Lou Reed - o judeu que quebrou todas as regras.


Por Noah Efron, para o Haaretz

Eu tive duas educações judaicas, uma realizada por rabinos, a outra por Lou Reed. “Walk on the Wild Side” foi lançado duas semanas antes do meu bar mitzvah, e eu comprei com o dinheiro que meus pais me deixaram pegar de meu dinheiro de presente antes de ser depositado “para o futuro”. Eu coloquei o disco no repeat , e tocou várias e várias vezes, o suficiente para que, 40 anos depois, as letras ainda vêm facilmente.
Para uma criança de yeshivá, o mundo sinistro que essas letras descreviam era magnético – se transforma em atração e repulsão. “Holly veio de Miami, Flórida/ Atravessou os EUA pegando carona/ Depilou as sobrancelhas no caminho/ Raspou as pernas e então ele virou ela”. Deitados de costas no meu carpete, eu e meus amigos analisamos a canção com rigor talmúdico, rastreando alusões e decodificando referências. Não foi a transgressão (ou o sexo ou as drogas ) que nos surpreendeu – tínhamos 13 anos, afinal, e uma criança aprendia coisas no parque – era a aceitação perplexa de Reed a tudo isso, seu afeto sincero para malucos, viciados e desajustados.
Claro, fez toda a diferença, para buchers como nós, que Reed era judeu. Reed se tornou o nosso anti-judeu. O judaísmo de nossos rabinos era o judaísmo de seguir regras. Reed era um judeu que quebrou regras. O judaísmo de nossos rabinos era um de auto-controle e auto-negação. Reed cantou inesquecíveis canções de amor à heroína. No nosso judaísmo, a tradição era o que importava. Para Reed, era a originalidade. O judaísmo que conhecíamos ensinava retidão; a atitude de Reed foi estragar isso.
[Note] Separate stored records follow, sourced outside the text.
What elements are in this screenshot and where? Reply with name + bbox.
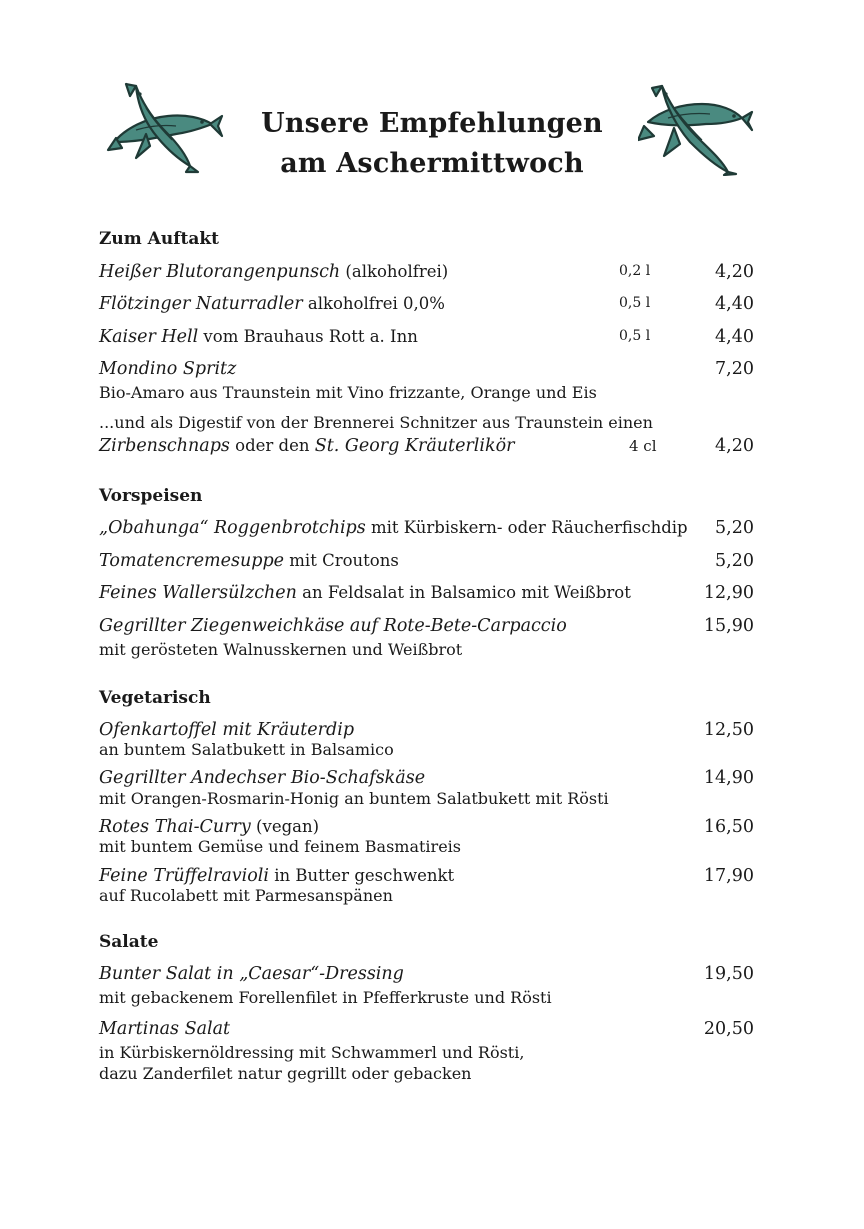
menu-item — [99, 262, 754, 284]
title-line-2: am Aschermittwoch — [280, 148, 584, 179]
section-heading-salate: Salate — [99, 932, 159, 952]
item-price: 4,40 — [715, 327, 754, 347]
item-price: 14,90 — [703, 768, 754, 788]
item-price: 15,90 — [703, 616, 754, 636]
item-volume: 0,5 l — [619, 295, 651, 311]
item-volume: 0,5 l — [619, 328, 651, 344]
item-name: Heißer Blutorangenpunsch — [99, 262, 341, 282]
menu-item — [99, 359, 754, 381]
item-name: „Obahunga“ Roggenbrotchips — [99, 518, 366, 538]
menu-item — [99, 583, 754, 605]
menu-item — [99, 964, 754, 986]
item-volume: 4 cl — [629, 437, 657, 455]
item-name: Gegrillter Andechser Bio-Schafskäse — [99, 768, 426, 788]
item-desc: (alkoholfrei) — [340, 262, 449, 281]
item-subline: in Kürbiskernöldressing mit Schwammerl und Rösti, — [99, 1043, 525, 1062]
item-price: 16,50 — [703, 817, 754, 837]
menu-item — [99, 616, 754, 638]
item-price: 12,90 — [703, 583, 754, 603]
menu-item — [99, 1019, 754, 1041]
item-name: Ofenkartoffel mit Kräuterdip — [99, 720, 355, 740]
item-name: Mondino Spritz — [99, 359, 237, 379]
menu-item — [99, 817, 754, 839]
item-name: Tomatencremesuppe — [99, 551, 285, 571]
menu-item — [99, 551, 754, 573]
item-subline: mit gerösteten Walnusskernen und Weißbrot — [99, 640, 463, 659]
item-desc: oder den — [229, 436, 315, 455]
item-subline: mit buntem Gemüse und feinem Basmatireis — [99, 837, 461, 856]
item-name-2: St. Georg Kräuterlikör — [314, 436, 515, 456]
menu-item — [99, 294, 754, 316]
item-name: Zirbenschnaps — [99, 436, 230, 456]
menu-item — [99, 518, 754, 540]
item-price: 19,50 — [703, 964, 754, 984]
title-line-1: Unsere Empfehlungen — [261, 108, 603, 139]
item-desc: in Butter geschwenkt — [269, 866, 455, 885]
item-price: 12,50 — [703, 720, 754, 740]
menu-item-digestif — [99, 436, 754, 458]
item-subline: mit gebackenem Forellenfilet in Pfefferkruste und Rösti — [99, 988, 552, 1007]
item-name: Gegrillter Ziegenweichkäse auf Rote-Bete-Carpaccio — [99, 616, 567, 636]
item-name: Rotes Thai-Curry — [99, 817, 251, 837]
item-desc: an Feldsalat in Balsamico mit Weißbrot — [296, 583, 631, 602]
item-desc: vom Brauhaus Rott a. Inn — [198, 327, 418, 346]
section-heading-vegetarisch: Vegetarisch — [99, 688, 211, 708]
item-price: 4,20 — [715, 436, 754, 456]
item-subline-2: dazu Zanderfilet natur gegrillt oder gebacken — [99, 1064, 472, 1083]
item-price: 4,20 — [715, 262, 754, 282]
item-name: Feines Wallersülzchen — [99, 583, 297, 603]
item-price: 20,50 — [703, 1019, 754, 1039]
menu-item — [99, 866, 754, 888]
item-name: Martinas Salat — [99, 1019, 231, 1039]
item-desc: (vegan) — [250, 817, 320, 836]
section-heading-vorspeisen: Vorspeisen — [99, 486, 203, 506]
item-volume: 0,2 l — [619, 263, 651, 279]
item-desc: mit Kürbiskern- oder Räucherfischdip — [365, 518, 688, 537]
section-heading-auftakt: Zum Auftakt — [99, 229, 220, 249]
item-subline: Bio-Amaro aus Traunstein mit Vino frizzante, Orange und Eis — [99, 383, 597, 402]
item-desc: alkoholfrei 0,0% — [302, 294, 445, 313]
menu-item — [99, 327, 754, 349]
item-price: 5,20 — [715, 551, 754, 571]
item-name: Bunter Salat in „Caesar“-Dressing — [99, 964, 404, 984]
item-desc: mit Croutons — [284, 551, 399, 570]
item-subline: auf Rucolabett mit Parmesanspänen — [99, 886, 393, 905]
item-name: Flötzinger Naturradler — [99, 294, 303, 314]
item-price: 4,40 — [715, 294, 754, 314]
item-name: Kaiser Hell — [99, 327, 199, 347]
menu-item — [99, 768, 754, 790]
item-subline: an buntem Salatbukett in Balsamico — [99, 740, 394, 759]
item-name: Feine Trüffelravioli — [99, 866, 270, 886]
item-price: 7,20 — [715, 359, 754, 379]
digestif-intro: ...und als Digestif von der Brennerei Schnitzer aus Traunstein einen — [99, 413, 653, 432]
page-title — [0, 104, 864, 184]
menu-item — [99, 720, 754, 742]
item-subline: mit Orangen-Rosmarin-Honig an buntem Salatbukett mit Rösti — [99, 789, 609, 808]
item-price: 5,20 — [715, 518, 754, 538]
item-price: 17,90 — [703, 866, 754, 886]
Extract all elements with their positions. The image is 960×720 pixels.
Nosso judaísmo evitava qualquer um além dos quatro pilares do nosso mundo estreito; Reed amava travestis.
Não demorou muito para perceber que Reed não estava sozinho. Enquanto eu estudava sua discografia e me apaixonava perdidamente pelo Velvet Underground, descobri outros anti-judeus como ele: Lenny Bruce , Bob Dylan , Abby Hoffman, Ellen Willis, Philip Roth, Sulamita Firestone , Allen Ginsburg e muitos mais. Reed e esses outros, por meio de alguma alquimia estranha, tinham transformado minha tradição implacável em música e humor e fantasia e poesia e prosa e, acima de tudo, paixão.
Max Weber, o grande sociólogo, escreveu que as religiões podem ser dominadas por sacerdotes ou por profetas. Sacerdotes defendem o status quo. Profetas subvertem-no. Lou Reed foi o meu profeta. Ele mostrou-me que as regras são feitas para serem quebradas tanto quanto seguidas, que as tradições são feitas para serem abaladas tanto quanto preservadas, que lealdade se deve ao estranho e ao estrangeiro, bem como ao familiar e familiares, que há o que aprender com o pecado tanto quando com a virtude. É muito extravagante dizer que passei quarenta anos tentando equilibrar os rabinos e Reed, mas apenas por um pouco.
Agora, apenas algumas horas depois de saber de sua morte, parece justo dizer que, graças a Lou Reed, minha vida (como a de tantos outros) foi salva pelo Rock ‘n’ Roll.